I recently heard a report that a church member had said, “I never get asked to do anything around here.” As Discipleship Pastor it is part of my job to help you find places of service at Bradfordville. So let me suggest two things for you if you are wondering how to best serve:

  1. Join a Sunday School class. Tell your teacher you would like to help in some way. Be willing to accept whatever assignment she or he gives you.
  2. Call me and say, “I’d like to help.” I will be glad to talk with you about your interests, experience and spiritual gifts. I promise we will find something you can do.

While thinking about how important it is to be serving, here is an article I recently read about a spiritual discipline that is rarely talked about.

The Spiritual Discipline of Solitude

Jesus went away from his disciples on many occasions. This journey into solitude and silence enabled Him to hear directly from His Father—a very valuable and productive experience. Over a half-dozen times, Jesus went to the mountains to pray and be alone with His Father. In Luke 6:12, Jesus went away to pray and then in verse 14 he chose the 12 Apostles.
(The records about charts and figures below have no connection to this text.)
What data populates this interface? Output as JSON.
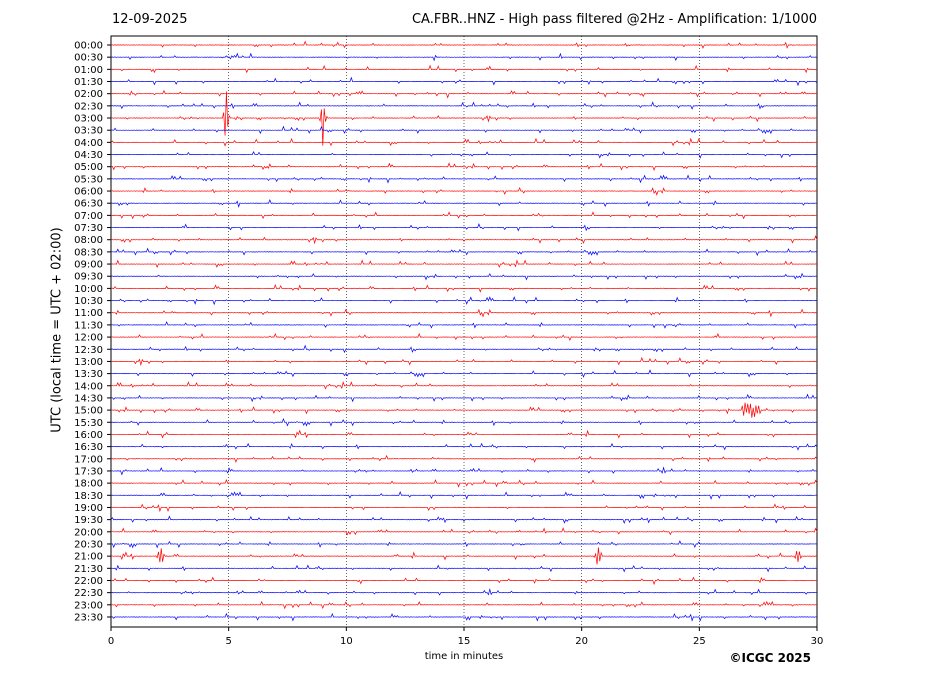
{
  "header": {
    "date": "12-09-2025",
    "title": "CA.FBR..HNZ - High pass filtered @2Hz - Amplification: 1/1000"
  },
  "footer": {
    "copyright": "©ICGC 2025"
  },
  "chart_data": {
    "type": "line",
    "chart_kind": "helicorder",
    "xlabel": "time in minutes",
    "ylabel": "UTC (local time = UTC + 02:00)",
    "xlim": [
      0,
      30
    ],
    "x_ticks": [
      0,
      5,
      10,
      15,
      20,
      25,
      30
    ],
    "x_grid": "dotted vertical lines at every 5 minutes",
    "row_colors": [
      "#ff0000",
      "#0000ff"
    ],
    "rows": [
      "00:00",
      "00:30",
      "01:00",
      "01:30",
      "02:00",
      "02:30",
      "03:00",
      "03:30",
      "04:00",
      "04:30",
      "05:00",
      "05:30",
      "06:00",
      "06:30",
      "07:00",
      "07:30",
      "08:00",
      "08:30",
      "09:00",
      "09:30",
      "10:00",
      "10:30",
      "11:00",
      "11:30",
      "12:00",
      "12:30",
      "13:00",
      "13:30",
      "14:00",
      "14:30",
      "15:00",
      "15:30",
      "16:00",
      "16:30",
      "17:00",
      "17:30",
      "18:00",
      "18:30",
      "19:00",
      "19:30",
      "20:00",
      "20:30",
      "21:00",
      "21:30",
      "22:00",
      "22:30",
      "23:00",
      "23:30"
    ],
    "notable_events": [
      {
        "row": "03:00",
        "minute": 4.9,
        "description": "large spike"
      },
      {
        "row": "03:00",
        "minute": 9.0,
        "description": "large spike"
      },
      {
        "row": "21:00",
        "minute": 2.1,
        "description": "spike"
      },
      {
        "row": "21:00",
        "minute": 20.7,
        "description": "spike"
      },
      {
        "row": "21:00",
        "minute": 29.2,
        "description": "spike"
      },
      {
        "row": "15:00",
        "minute": 27.2,
        "description": "burst"
      }
    ]
  }
}
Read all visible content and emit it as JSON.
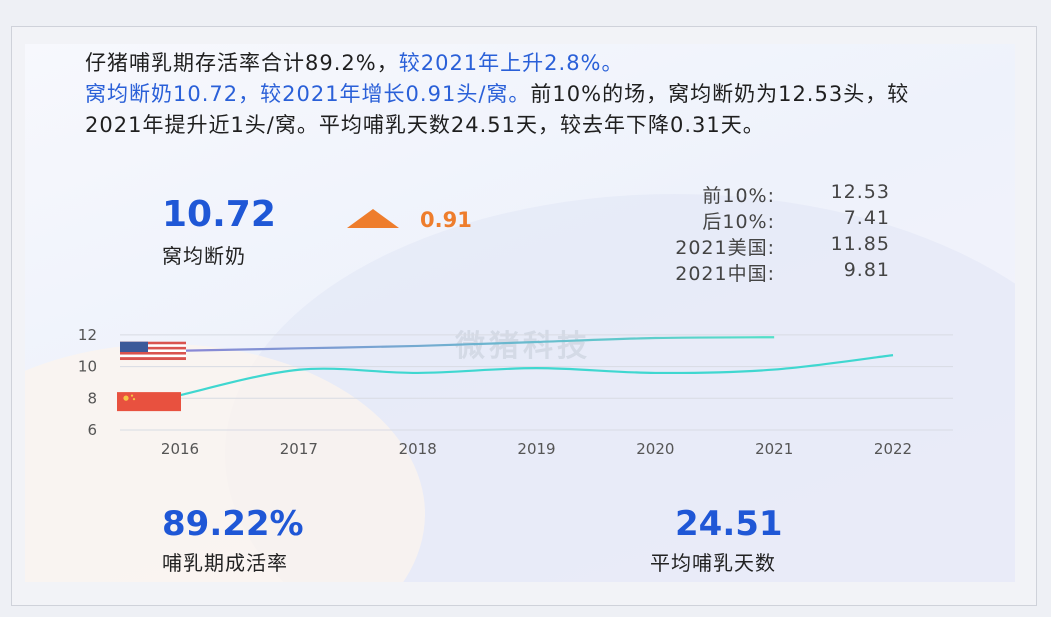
{
  "paragraph": {
    "part1": "仔猪哺乳期存活率合计89.2%，",
    "part2": "较2021年上升2.8%。",
    "part3": "窝均断奶10.72，较2021年增长0.91头/窝。",
    "part4": "前10%的场，窝均断奶为12.53头，较2021年提升近1头/窝。平均哺乳天数24.51天，较去年下降0.31天。"
  },
  "kpi_weaning": {
    "value": "10.72",
    "change": "0.91",
    "label": "窝均断奶",
    "trend_icon": "triangle-up-icon",
    "change_color": "#ee7d2c"
  },
  "comparisons": [
    {
      "label": "前10%:",
      "value": "12.53"
    },
    {
      "label": "后10%:",
      "value": "7.41"
    },
    {
      "label": "2021美国:",
      "value": "11.85"
    },
    {
      "label": "2021中国:",
      "value": "9.81"
    }
  ],
  "kpi_survival": {
    "value": "89.22%",
    "label": "哺乳期成活率"
  },
  "kpi_days": {
    "value": "24.51",
    "label": "平均哺乳天数"
  },
  "watermark": "微猪科技",
  "colors": {
    "accent": "#1f57d6",
    "paragraph_blue": "#2a60d8",
    "up": "#ee7d2c",
    "us_line": "#8a86d6",
    "us_line_end": "#52e0c8",
    "cn_line": "#3fd7d0"
  },
  "chart_data": {
    "type": "line",
    "x": [
      "2016",
      "2017",
      "2018",
      "2019",
      "2020",
      "2021",
      "2022"
    ],
    "ylim": [
      6,
      13
    ],
    "yticks": [
      6,
      8,
      10,
      12
    ],
    "grid": true,
    "series": [
      {
        "id": "us",
        "icon": "us-flag-icon",
        "values": [
          11.0,
          11.15,
          11.3,
          11.55,
          11.8,
          11.85,
          null
        ]
      },
      {
        "id": "cn",
        "icon": "china-flag-icon",
        "values": [
          8.2,
          9.8,
          9.6,
          9.9,
          9.6,
          9.81,
          10.72
        ]
      }
    ]
  }
}
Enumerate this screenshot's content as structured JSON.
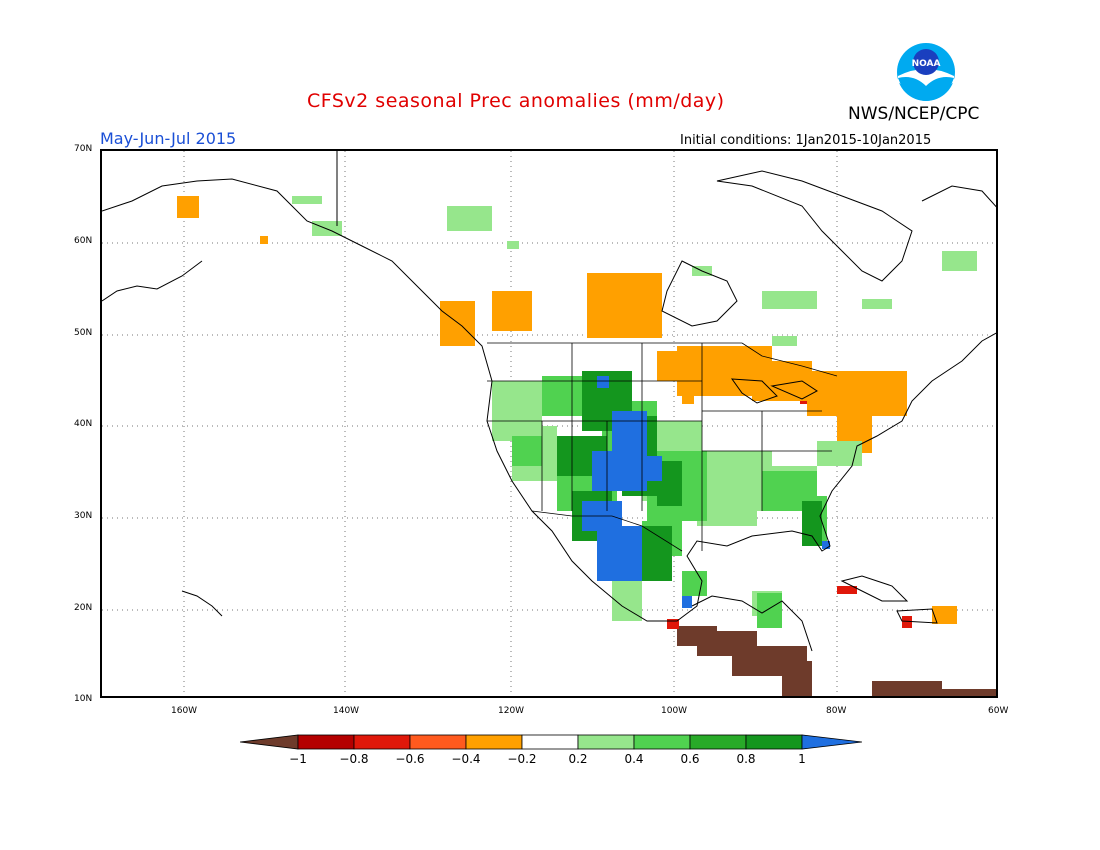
{
  "header": {
    "title": "CFSv2 seasonal Prec anomalies (mm/day)",
    "agency": "NWS/NCEP/CPC",
    "period": "May-Jun-Jul 2015",
    "initial_conditions": "Initial conditions: 1Jan2015-10Jan2015",
    "logo_text": "NOAA"
  },
  "axes": {
    "lat_labels": [
      "70N",
      "60N",
      "50N",
      "40N",
      "30N",
      "20N",
      "10N"
    ],
    "lon_labels": [
      "160W",
      "140W",
      "120W",
      "100W",
      "80W",
      "60W"
    ]
  },
  "legend": {
    "labels": [
      "−1",
      "−0.8",
      "−0.6",
      "−0.4",
      "−0.2",
      "0.2",
      "0.4",
      "0.6",
      "0.8",
      "1"
    ],
    "colors": [
      "#6e3b2b",
      "#b40000",
      "#e0180a",
      "#ff5a1e",
      "#ffa000",
      "#ffffff",
      "#96e68c",
      "#50d250",
      "#28aa28",
      "#14961e",
      "#1f6fe0"
    ]
  }
}
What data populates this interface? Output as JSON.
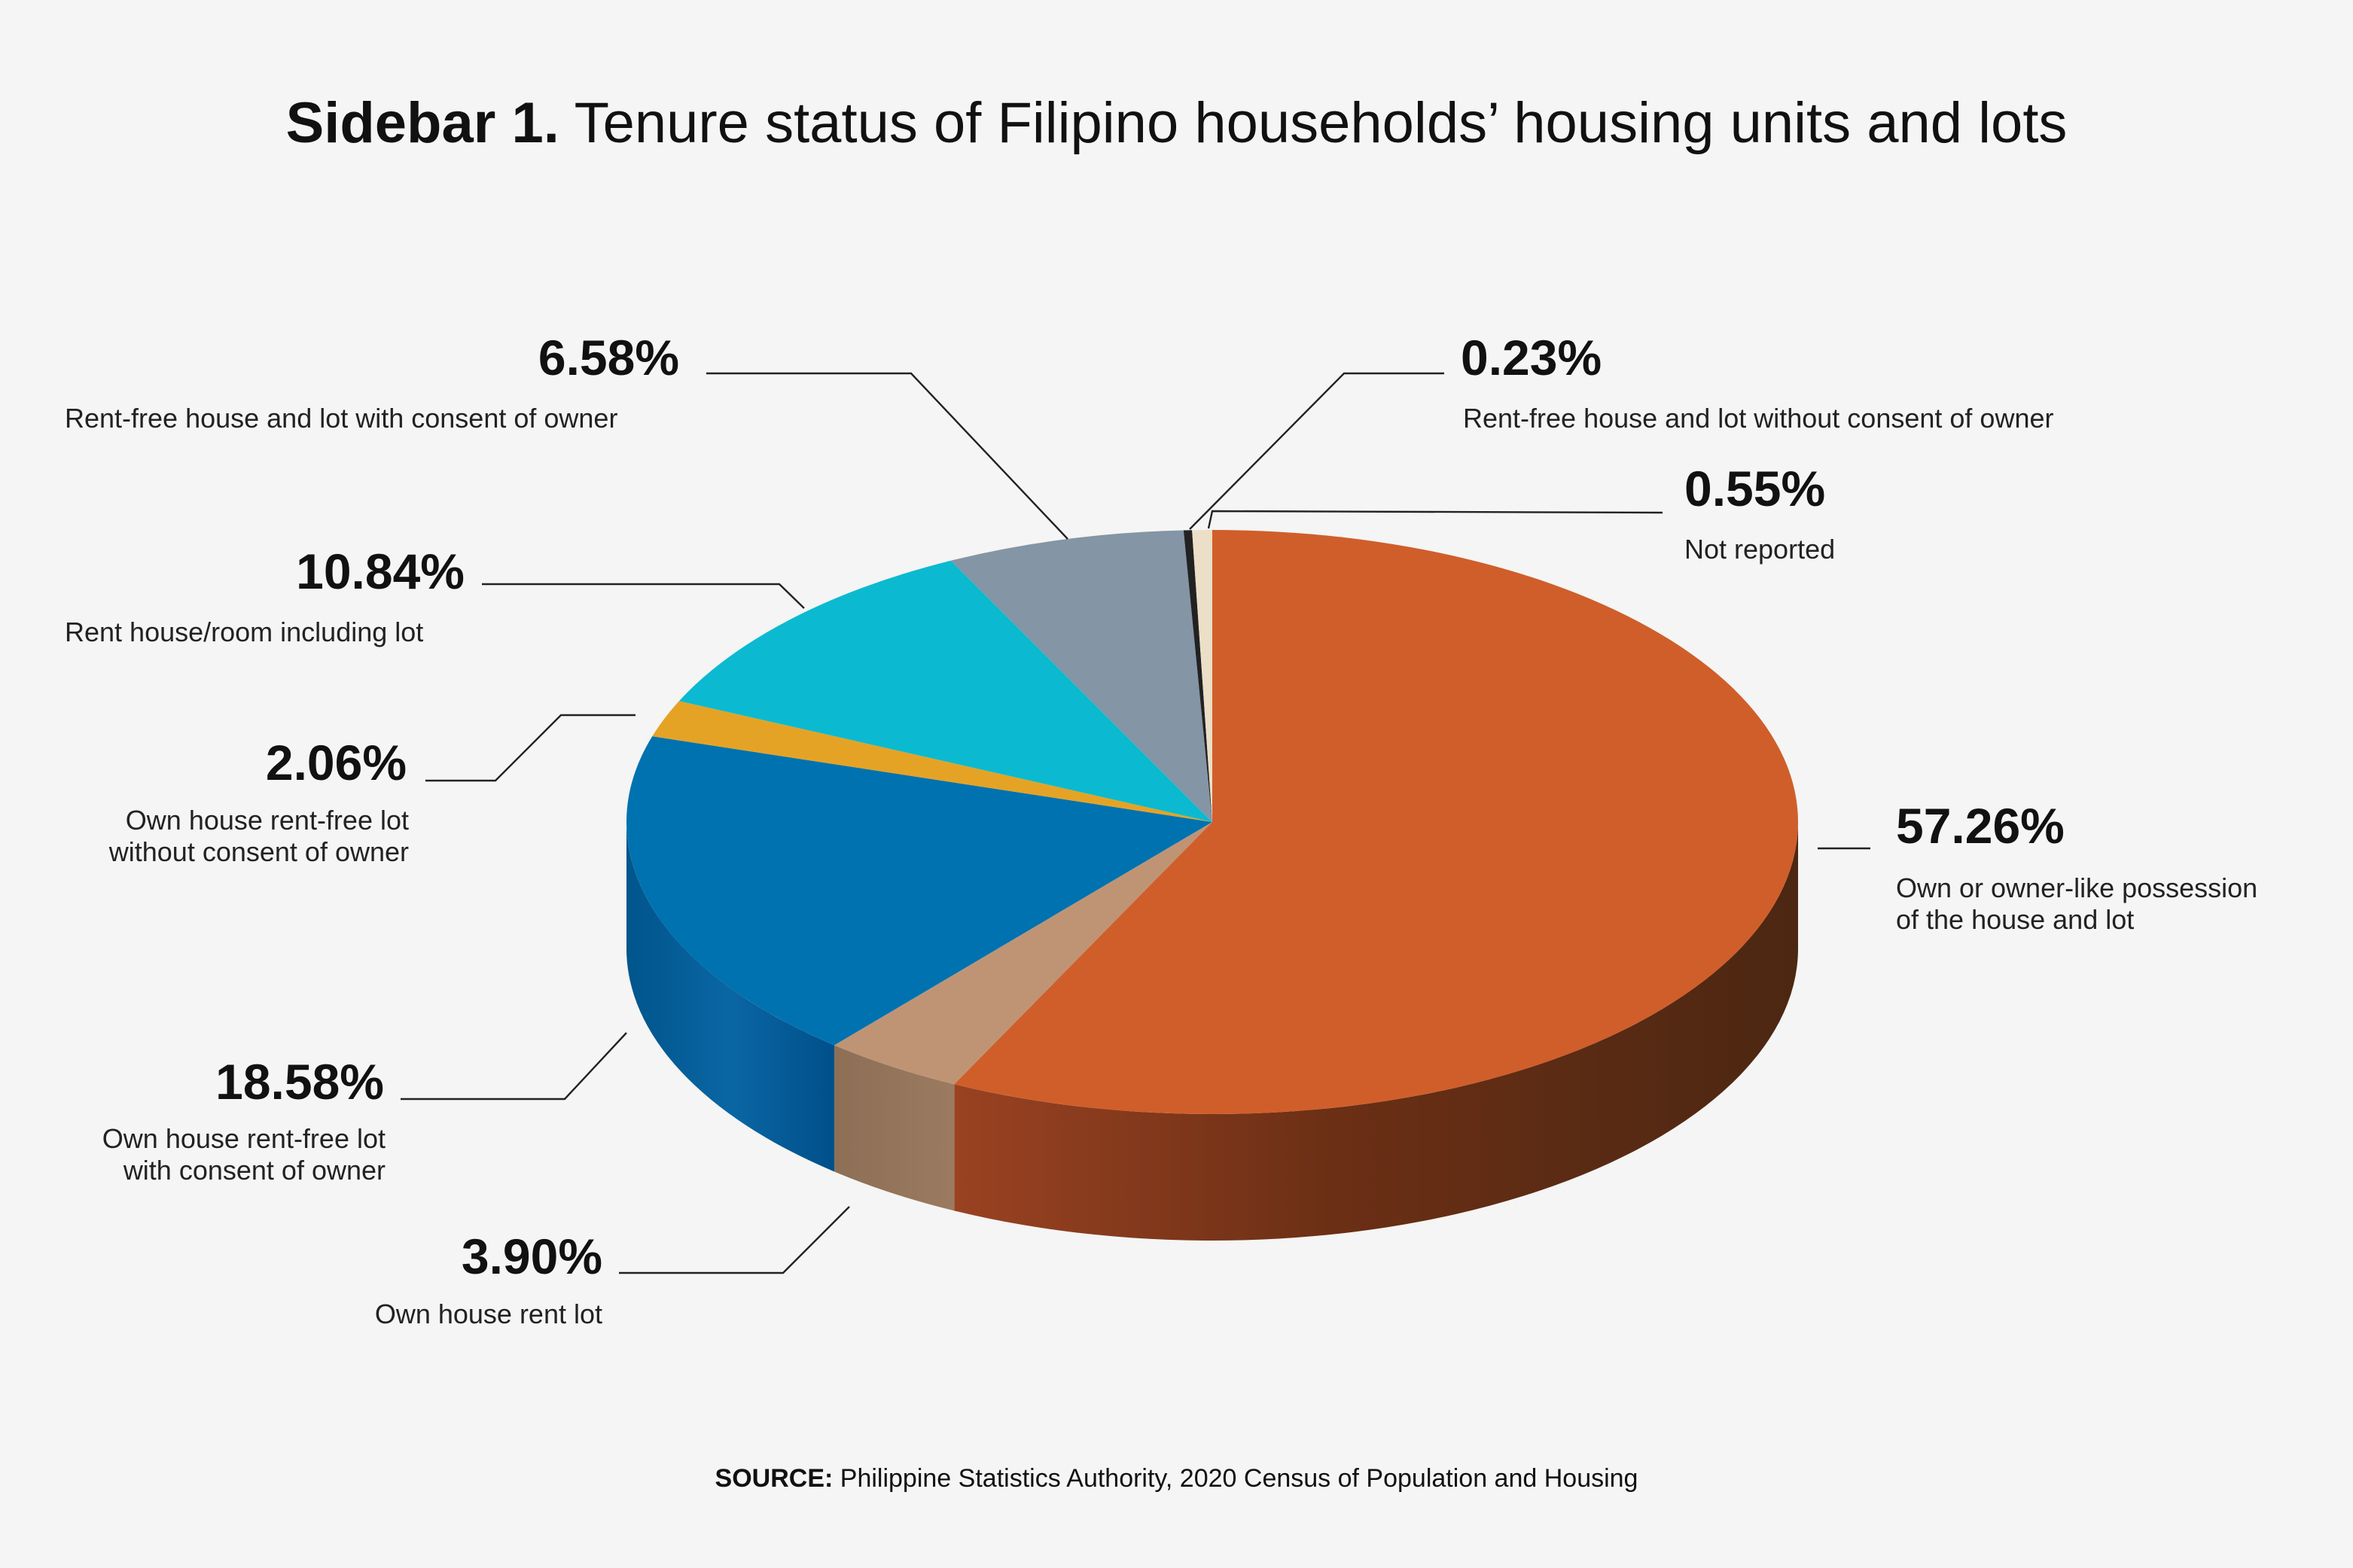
{
  "title": {
    "bold": "Sidebar 1.",
    "text": " Tenure status of Filipino households’ housing units and lots"
  },
  "source": {
    "bold": "SOURCE:",
    "text": " Philippine Statistics Authority, 2020 Census of Population and Housing"
  },
  "chart_data": {
    "type": "pie",
    "title": "Sidebar 1. Tenure status of Filipino households’ housing units and lots",
    "slices": [
      {
        "label": "Own or owner-like possession of the house and lot",
        "value": 57.26,
        "value_label": "57.26%",
        "color": "#d05e2a"
      },
      {
        "label": "Own house rent lot",
        "value": 3.9,
        "value_label": "3.90%",
        "color": "#bf9475"
      },
      {
        "label": "Own house rent-free lot with consent of owner",
        "value": 18.58,
        "value_label": "18.58%",
        "color": "#0072b0"
      },
      {
        "label": "Own house rent-free lot without consent of owner",
        "value": 2.06,
        "value_label": "2.06%",
        "color": "#e4a325"
      },
      {
        "label": "Rent house/room including lot",
        "value": 10.84,
        "value_label": "10.84%",
        "color": "#0bbad0"
      },
      {
        "label": "Rent-free house and lot with consent of owner",
        "value": 6.58,
        "value_label": "6.58%",
        "color": "#8495a5"
      },
      {
        "label": "Rent-free house and lot without consent of owner",
        "value": 0.23,
        "value_label": "0.23%",
        "color": "#222222"
      },
      {
        "label": "Not reported",
        "value": 0.55,
        "value_label": "0.55%",
        "color": "#ecdfc7"
      }
    ]
  }
}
In Matthew 14:22 and following verses, after Jesus sent the disciples to the other side of the lake, He went away to pray and then came to them in the midst of their terror and calmed the storm.

I believe it is important to note that as we experience times of solitude, we are much better prepared to fill the expectations held for us by our church, our families and even ourselves.
What can we gain from times of solitude?

  • God’s presence in our lives—Exodus 33:14 And he said, “My presence will go with you, and I will give you rest.”
  • A sense of true rest—Psalm 116:7 Return, O my soul, to your rest; for the Lord has dealt bountifully with you.
  • A realistic escape from trouble—Psalm 55:6 And I say, “Oh, that I had wings like a dove! I would fly away and be at rest;
  • Prompting for Christian service—Matthew 11:29 Take my yoke upon you, and learn from me, for I am gentle and lowly in heart, and you will find rest for your souls.

What should you do to experience solitude?

  • Schedule a time, whether it is 10 minutes a day or an afternoon per week. Put it on your agenda and keep that time until it becomes a habit.
  • Shut the door to your room or draw away to any area where you can be alone. Sit with both feet on the floor and ask God to speak to you. Sometimes a short prayer like “Lord Jesus” might be used to keep you focused. When ideas come to your mind, write them down, but refocus your mind to silence so that God can speak.
  • Leave your prayer list alone during this time. This is God’s time for instructing, encouraging and loving you— not your time to try and check off your prayer requests.
  • After you have sat with God for whatever length of time you have chosen, end the session with the Lord’s Prayer. When you give God the time, He will speak to you. Your effectiveness doesn’t depend on your skill sets nearly as much as it does on your dependency on God and quietly sitting in His presence. See what happens!